Learning Curve Effects: Experience reduces unit costs over time; protection allows firms to climb the learning curve.
Strategic Importance: Certain sectors (e.g., aerospace, renewable energy) are vital for national security or future economic diversification.
Positive Externalities: Spill‑over benefits such as skilled labour, research and development, and technological diffusion can justify temporary support.
Common Forms of Protection
Import tariffs – a tax on imported goods.
Import quotas – a limit on the quantity of a good that can be imported.
Subsidies – direct financial assistance to domestic producers.
Non‑tariff barriers – standards, licences or regulations that restrict imports.
Evaluating the Policy
While protecting infant industries can foster domestic capability, it also carries risks. The following table summarises the main advantages and disadvantages.
Advantages
Disadvantages
Allows time for firms to achieve economies of scale.
Encourages domestic innovation and technology acquisition.
Reduces dependence on foreign suppliers in strategic sectors.
Potentially creates employment and stimulates related industries.
Higher prices for consumers due to reduced competition.
Risk of “infant industry” becoming a permanent protected sector.
Fiscal cost of subsidies and loss of tariff revenue.
Possibility of retaliation from trading partners.
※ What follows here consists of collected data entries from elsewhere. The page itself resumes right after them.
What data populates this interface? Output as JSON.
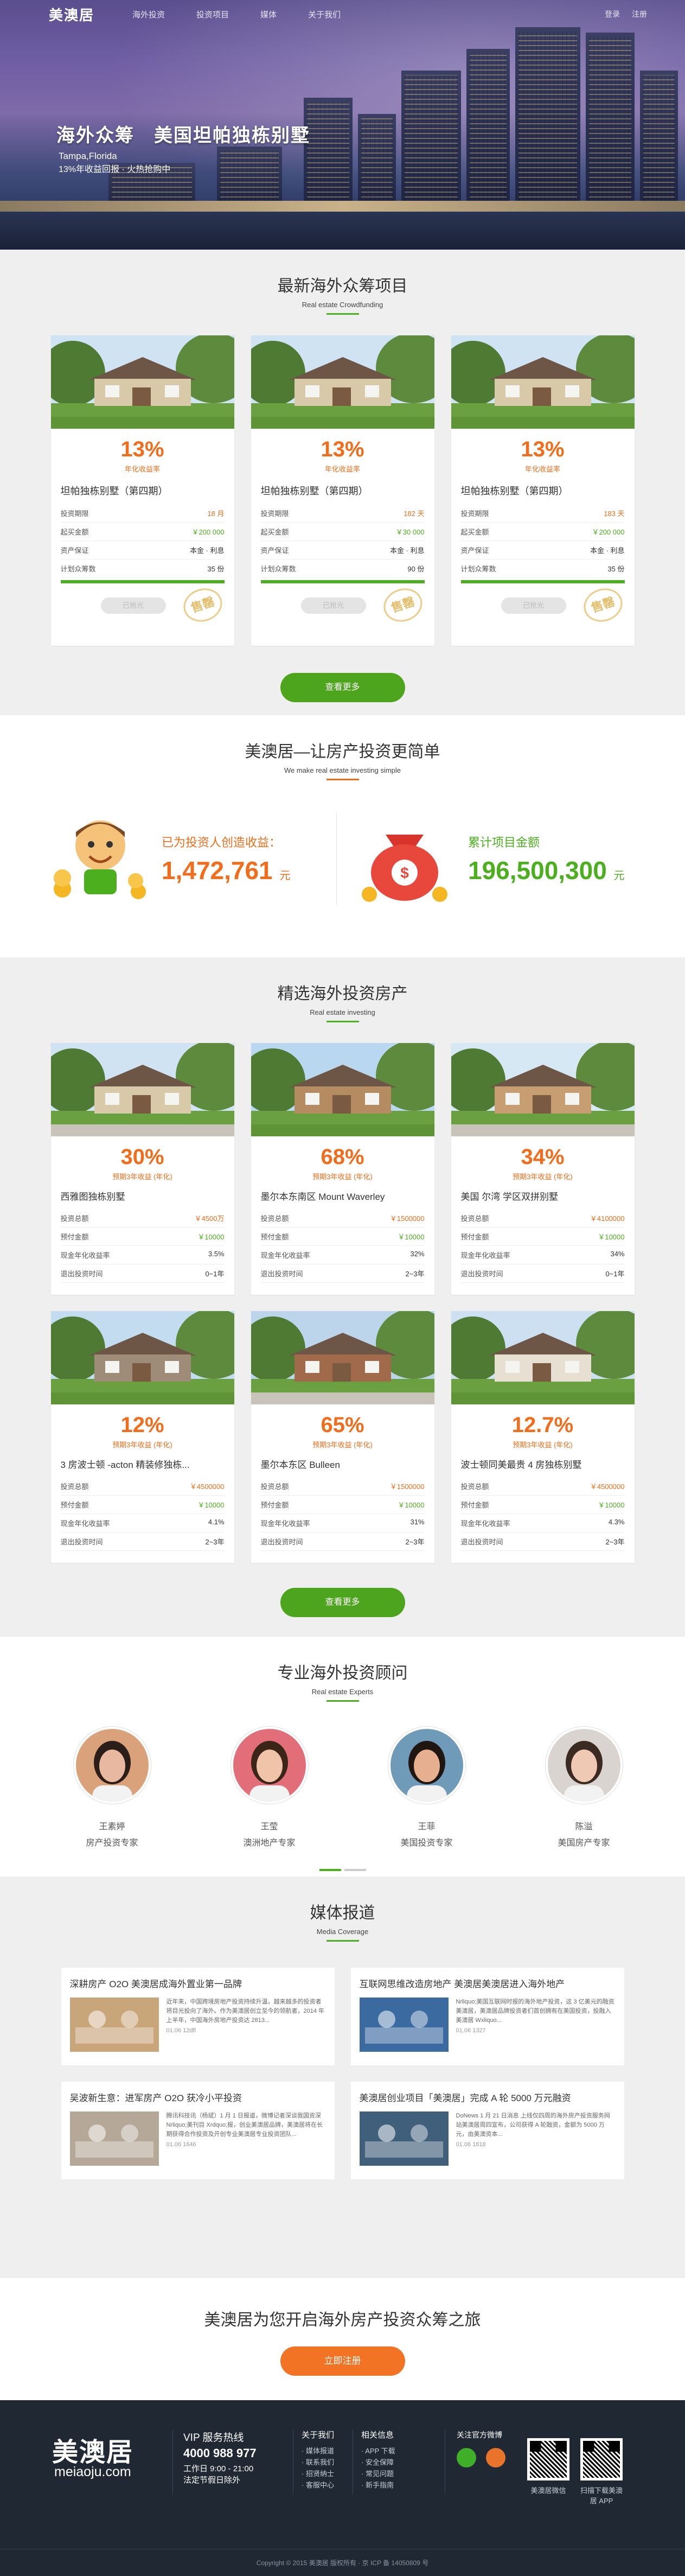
{
  "header": {
    "logo": "美澳居",
    "nav": [
      "海外投资",
      "投资项目",
      "媒体",
      "关于我们"
    ],
    "right_links": [
      "登录",
      "注册"
    ]
  },
  "hero": {
    "title": "海外众筹　美国坦帕独栋别墅",
    "location": "Tampa,Florida",
    "subtitle": "13%年收益回报 · 火热抢购中"
  },
  "crowdfunding": {
    "title": "最新海外众筹项目",
    "subtitle": "Real estate Crowdfunding",
    "more_label": "查看更多",
    "items": [
      {
        "pct": "13%",
        "pct_label": "年化收益率",
        "name": "坦帕独栋别墅（第四期）",
        "rows": [
          [
            "投资期限",
            "18 月"
          ],
          [
            "起买金额",
            "￥200 000"
          ],
          [
            "资产保证",
            "本金 · 利息"
          ],
          [
            "计划众筹数",
            "35 份"
          ]
        ],
        "button": "已抢光",
        "stamp": "售罄",
        "progress": 1.0
      },
      {
        "pct": "13%",
        "pct_label": "年化收益率",
        "name": "坦帕独栋别墅（第四期）",
        "rows": [
          [
            "投资期限",
            "182 天"
          ],
          [
            "起买金额",
            "￥30 000"
          ],
          [
            "资产保证",
            "本金 · 利息"
          ],
          [
            "计划众筹数",
            "90 份"
          ]
        ],
        "button": "已抢光",
        "stamp": "售罄",
        "progress": 1.0
      },
      {
        "pct": "13%",
        "pct_label": "年化收益率",
        "name": "坦帕独栋别墅（第四期）",
        "rows": [
          [
            "投资期限",
            "183 天"
          ],
          [
            "起买金额",
            "￥200 000"
          ],
          [
            "资产保证",
            "本金 · 利息"
          ],
          [
            "计划众筹数",
            "35 份"
          ]
        ],
        "button": "已抢光",
        "stamp": "售罄",
        "progress": 1.0
      }
    ]
  },
  "simple": {
    "title": "美澳居—让房产投资更简单",
    "subtitle": "We make real estate investing simple",
    "left_label": "已为投资人创造收益：",
    "left_value": "1,472,761",
    "left_unit": "元",
    "right_label": "累计项目金额",
    "right_value": "196,500,300",
    "right_unit": "元"
  },
  "selected": {
    "title": "精选海外投资房产",
    "subtitle": "Real estate investing",
    "more_label": "查看更多",
    "items": [
      {
        "pct": "30%",
        "pct_label": "预期3年收益 (年化)",
        "name": "西雅图独栋别墅",
        "rows": [
          [
            "投资总额",
            "￥4500万"
          ],
          [
            "预付金额",
            "￥10000"
          ],
          [
            "现金年化收益率",
            "3.5%"
          ],
          [
            "退出投资时间",
            "0~1年"
          ]
        ]
      },
      {
        "pct": "68%",
        "pct_label": "预期3年收益 (年化)",
        "name": "墨尔本东南区 Mount Waverley",
        "rows": [
          [
            "投资总额",
            "￥1500000"
          ],
          [
            "预付金额",
            "￥10000"
          ],
          [
            "现金年化收益率",
            "32%"
          ],
          [
            "退出投资时间",
            "2~3年"
          ]
        ]
      },
      {
        "pct": "34%",
        "pct_label": "预期3年收益 (年化)",
        "name": "美国 尔湾 学区双拼别墅",
        "rows": [
          [
            "投资总额",
            "￥4100000"
          ],
          [
            "预付金额",
            "￥10000"
          ],
          [
            "现金年化收益率",
            "34%"
          ],
          [
            "退出投资时间",
            "0~1年"
          ]
        ]
      },
      {
        "pct": "12%",
        "pct_label": "预期3年收益 (年化)",
        "name": "3 房波士顿 -acton 精装修独栋...",
        "rows": [
          [
            "投资总额",
            "￥4500000"
          ],
          [
            "预付金额",
            "￥10000"
          ],
          [
            "现金年化收益率",
            "4.1%"
          ],
          [
            "退出投资时间",
            "2~3年"
          ]
        ]
      },
      {
        "pct": "65%",
        "pct_label": "预期3年收益 (年化)",
        "name": "墨尔本东区 Bulleen",
        "rows": [
          [
            "投资总额",
            "￥1500000"
          ],
          [
            "预付金额",
            "￥10000"
          ],
          [
            "现金年化收益率",
            "31%"
          ],
          [
            "退出投资时间",
            "2~3年"
          ]
        ]
      },
      {
        "pct": "12.7%",
        "pct_label": "预期3年收益 (年化)",
        "name": "波士顿同美最贵 4 房独栋别墅",
        "rows": [
          [
            "投资总额",
            "￥4500000"
          ],
          [
            "预付金额",
            "￥10000"
          ],
          [
            "现金年化收益率",
            "4.3%"
          ],
          [
            "退出投资时间",
            "2~3年"
          ]
        ]
      }
    ]
  },
  "experts": {
    "title": "专业海外投资顾问",
    "subtitle": "Real estate Experts",
    "items": [
      {
        "name": "王素婷",
        "role": "房产投资专家"
      },
      {
        "name": "王莹",
        "role": "澳洲地产专家"
      },
      {
        "name": "王菲",
        "role": "美国投资专家"
      },
      {
        "name": "陈溢",
        "role": "美国房产专家"
      }
    ]
  },
  "media": {
    "title": "媒体报道",
    "subtitle": "Media Coverage",
    "items": [
      {
        "title": "深耕房产 O2O 美澳居成海外置业第一品牌",
        "text": "近年来，中国跨境房地产投资持续升温，越来越多的投资者将目光投向了海外。作为美澳居创立至今的领航者，2014 年上半年，中国海外房地产投资达 2813...",
        "date": "01.06 12dfl"
      },
      {
        "title": "互联网思维改造房地产 美澳居美澳居进入海外地产",
        "text": "Nrliquo;美国互联网时报的海外地产投资，这 3 亿美元的融资美澳居，美澳居品牌投资者们首创拥有在美国投资，投融入美澳居 Wxliquo...",
        "date": "01.06 1327"
      },
      {
        "title": "吴波新生意：进军房产 O2O 获冷小平投资",
        "text": "腾讯科技讯（杨斌）1 月 1 日报道，微博记者深谈我国资深 Nrliquo;美刊目 Xrdquo;报，创业美澳居品牌，美澳居将在长期获得合作投资及开创专业美澳居专业投资团队...",
        "date": "01.06 1646"
      },
      {
        "title": "美澳居创业项目「美澳居」完成 A 轮 5000 万元融资",
        "text": "DoNews 1 月 21 日消息 上线仅四周的海外房产投资服务网站美澳居周四宣布，公司获得 A 轮融资，金额为 5000 万元，由美澳资本...",
        "date": "01.06 1818"
      }
    ]
  },
  "cta": {
    "title": "美澳居为您开启海外房产投资众筹之旅",
    "button": "立即注册"
  },
  "footer": {
    "logo": "美澳居",
    "domain": "meiaoju.com",
    "vip_title": "VIP 服务热线",
    "phone": "4000 988 977",
    "hours": "工作日 9:00 - 21:00",
    "hours2": "法定节假日除外",
    "col1_title": "关于我们",
    "col1": [
      "· 媒体报道",
      "· 联系我们",
      "· 招贤纳士",
      "· 客服中心"
    ],
    "col2_title": "相关信息",
    "col2": [
      "· APP 下载",
      "· 安全保障",
      "· 常见问题",
      "· 新手指南"
    ],
    "follow_title": "关注官方微博",
    "qr1_label": "美澳居微信",
    "qr2_label": "扫描下载美澳居 APP",
    "copyright": "Copyright © 2015 美澳居 版权所有 · 京 ICP 备 14050809 号"
  }
}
Conditions for Successful Protection
Clear time‑frame – protection should be temporary and linked to measurable milestones.
Performance criteria – firms must demonstrate cost reductions, productivity gains or export readiness.
Transparency – policies should be publicly announced and reviewed regularly.
Complementary policies – investment in education, infrastructure and R&D to support industry growth.
Illustrative Example
Consider a country that wishes to develop a domestic solar‑panel industry. The government imposes a 20 % tariff on imported panels and provides a subsidy of \$0.10 per watt to local manufacturers. After five years, the domestic firms achieve a cost advantage of \$0.05 per watt and begin exporting to neighbouring markets.
Suggested diagram: A supply‑and‑demand diagram showing the effect of a tariff on the domestic market for an infant industry, illustrating higher domestic price and increased quantity supplied by local firms.
Key Take‑aways
Infant‑industry arguments justify temporary trade barriers to allow new sectors to become competitive.
Protection must be carefully designed to avoid long‑term inefficiencies.
Monitoring and evaluation are essential to ensure that the industry is progressing towards self‑sufficiency.
Potential Examination Question
“Explain why a government might protect an infant industry and discuss two advantages and two disadvantages of this policy.”